Human nature isn’t so different, whether you’re in 17th century North America, 19th century Africa or the 21st century United States.

What’s striking isn’t that human nature is the same, but that so many want to pretend that it’s not.

The primary project of the left, since Rousseau, has been about the denial of human nature or, if they conceded that it exists, to force it into a different Procrustean mold, and build the New Soviet Man. All in the name of fairness and compassion, of course.

Nakoula

…is still in jail:

The fast-tracking of Nakoula’s jailing was highly irregular. Among other things, I’d like to see the Congressional investigators get Nakoula’s prosecutor, Assistant U.S. Attorney Robert Dugdale — and perhaps his boss, U.S. Attorney André Birotte Jr. — under oath about communications from the White House or the Justice Department regarding this case.

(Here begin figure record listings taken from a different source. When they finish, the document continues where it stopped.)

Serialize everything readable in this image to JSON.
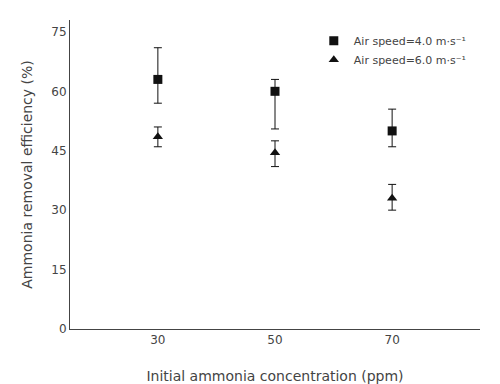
{
  "chart_data": {
    "type": "scatter",
    "x": [
      30,
      50,
      70
    ],
    "series": [
      {
        "name": "Air speed=4.0 m·s⁻¹",
        "color": "#111111",
        "marker": "square",
        "values": [
          63.0,
          60.0,
          50.0
        ],
        "error_low": [
          6.0,
          9.5,
          4.0
        ],
        "error_high": [
          8.0,
          3.0,
          5.5
        ]
      },
      {
        "name": "Air speed=6.0 m·s⁻¹",
        "color": "#111111",
        "marker": "triangle-up",
        "values": [
          48.5,
          44.5,
          33.0
        ],
        "error_low": [
          2.5,
          3.5,
          3.0
        ],
        "error_high": [
          2.5,
          3.0,
          3.5
        ]
      }
    ],
    "xlabel": "Initial ammonia concentration (ppm)",
    "ylabel": "Ammonia removal efficiency (%)",
    "xlim": [
      15,
      85
    ],
    "ylim": [
      0,
      78
    ],
    "xticks": [
      30,
      50,
      70
    ],
    "yticks": [
      0,
      15,
      30,
      45,
      60,
      75
    ],
    "legend": "upper right",
    "grid": false
  }
}
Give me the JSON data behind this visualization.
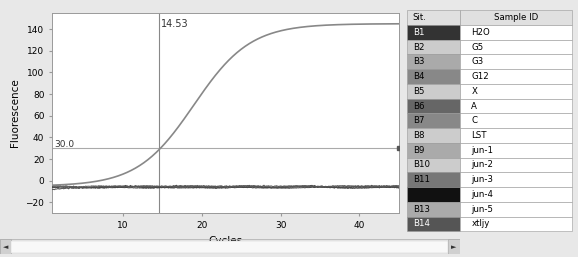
{
  "xlabel": "Cycles",
  "ylabel": "Fluorescence",
  "xlim": [
    1,
    45
  ],
  "ylim": [
    -30,
    155
  ],
  "yticks": [
    -20,
    0,
    20,
    40,
    60,
    80,
    100,
    120,
    140
  ],
  "xticks": [
    10,
    20,
    30,
    40
  ],
  "threshold_y": 30.0,
  "threshold_x": 14.53,
  "threshold_label": "14.53",
  "threshold_y_label": "30.0",
  "sigmoid_color": "#888888",
  "flat_color": "#333333",
  "threshold_line_color": "#aaaaaa",
  "bg_color": "#e8e8e8",
  "plot_bg": "#ffffff",
  "table_headers": [
    "Sit.",
    "Sample ID"
  ],
  "table_rows": [
    [
      "B1",
      "H2O"
    ],
    [
      "B2",
      "G5"
    ],
    [
      "B3",
      "G3"
    ],
    [
      "B4",
      "G12"
    ],
    [
      "B5",
      "X"
    ],
    [
      "B6",
      "A"
    ],
    [
      "B7",
      "C"
    ],
    [
      "B8",
      "LST"
    ],
    [
      "B9",
      "jun-1"
    ],
    [
      "B10",
      "jun-2"
    ],
    [
      "B11",
      "jun-3"
    ],
    [
      "",
      "jun-4"
    ],
    [
      "B13",
      "jun-5"
    ],
    [
      "B14",
      "xtljy"
    ]
  ],
  "row_left_colors": [
    "#333333",
    "#cccccc",
    "#aaaaaa",
    "#888888",
    "#cccccc",
    "#666666",
    "#888888",
    "#cccccc",
    "#aaaaaa",
    "#cccccc",
    "#777777",
    "#111111",
    "#aaaaaa",
    "#555555"
  ],
  "table_font_size": 6.2
}
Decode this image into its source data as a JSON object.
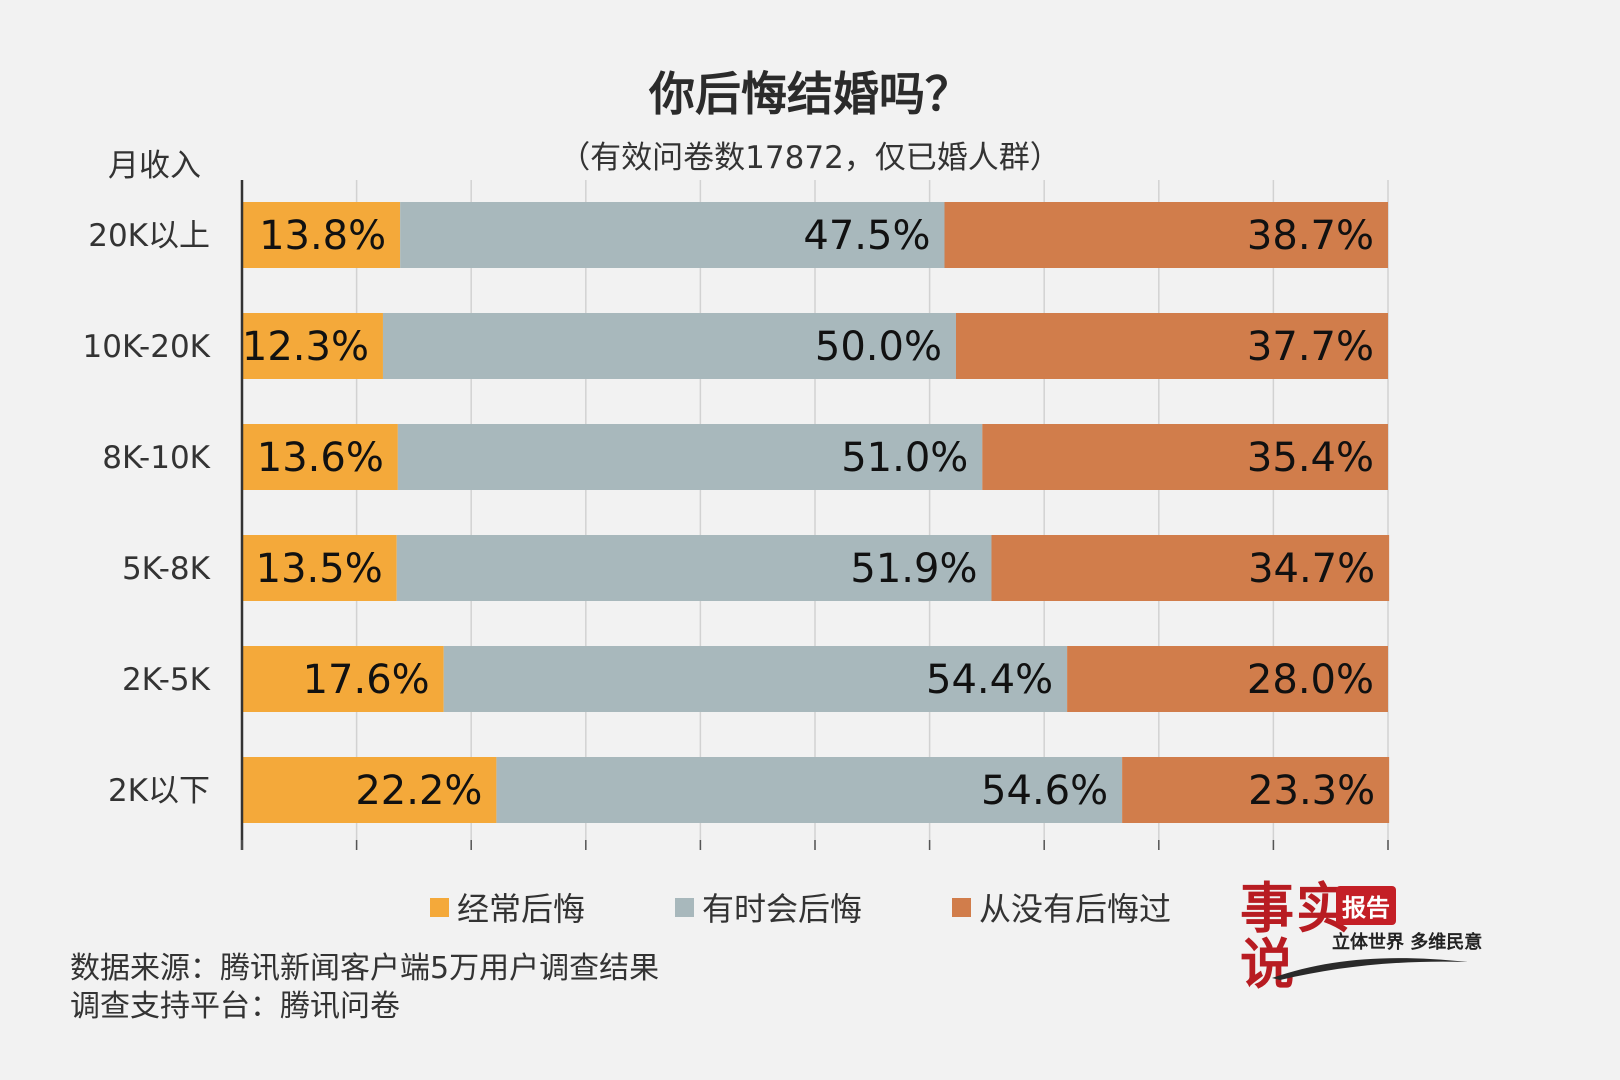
{
  "chart_data": {
    "type": "bar",
    "orientation": "horizontal",
    "stacked": true,
    "title": "你后悔结婚吗？",
    "subtitle": "（有效问卷数17872，仅已婚人群）",
    "ylabel": "月收入",
    "categories": [
      "20K以上",
      "10K-20K",
      "8K-10K",
      "5K-8K",
      "2K-5K",
      "2K以下"
    ],
    "series": [
      {
        "name": "经常后悔",
        "color": "#f4a93a",
        "values": [
          13.8,
          12.3,
          13.6,
          13.5,
          17.6,
          22.2
        ]
      },
      {
        "name": "有时会后悔",
        "color": "#a8b8bc",
        "values": [
          47.5,
          50.0,
          51.0,
          51.9,
          54.4,
          54.6
        ]
      },
      {
        "name": "从没有后悔过",
        "color": "#d17d4b",
        "values": [
          38.7,
          37.7,
          35.4,
          34.7,
          28.0,
          23.3
        ]
      }
    ],
    "xlim": [
      0,
      100
    ],
    "grid": true,
    "legend_position": "bottom"
  },
  "footer": {
    "source_line1": "数据来源：腾讯新闻客户端5万用户调查结果",
    "source_line2": "调查支持平台：腾讯问卷"
  },
  "logo": {
    "brand_chars": "事实\n说",
    "badge": "报告",
    "tagline": "立体世界 多维民意"
  }
}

Because what it’s looking like is that Nakoula was targeted and jailed so as to provide a scapegoat/villain in a politically motivated cover story that the White House knew was false. If that’s the case, it’s extremely serious indeed, and in some ways more significant than whatever lapses and screwups took place in Benghazi. I’d also be interested in hearing from Nakoula’s attorney, Steven Seiden, about any threats made by the government to secure a plea deal.

If there’s an impeachable offense anywhere in the Benghazi affair — and at this point, I’m not saying there is — it’s more likely in what happened with Nakoula than in the problems abroad…

Unfortunately, impeachable offenses,and high crimes and misdemeanors are in the mind of the beholder, and impeachment is ultimately a political, not legal act.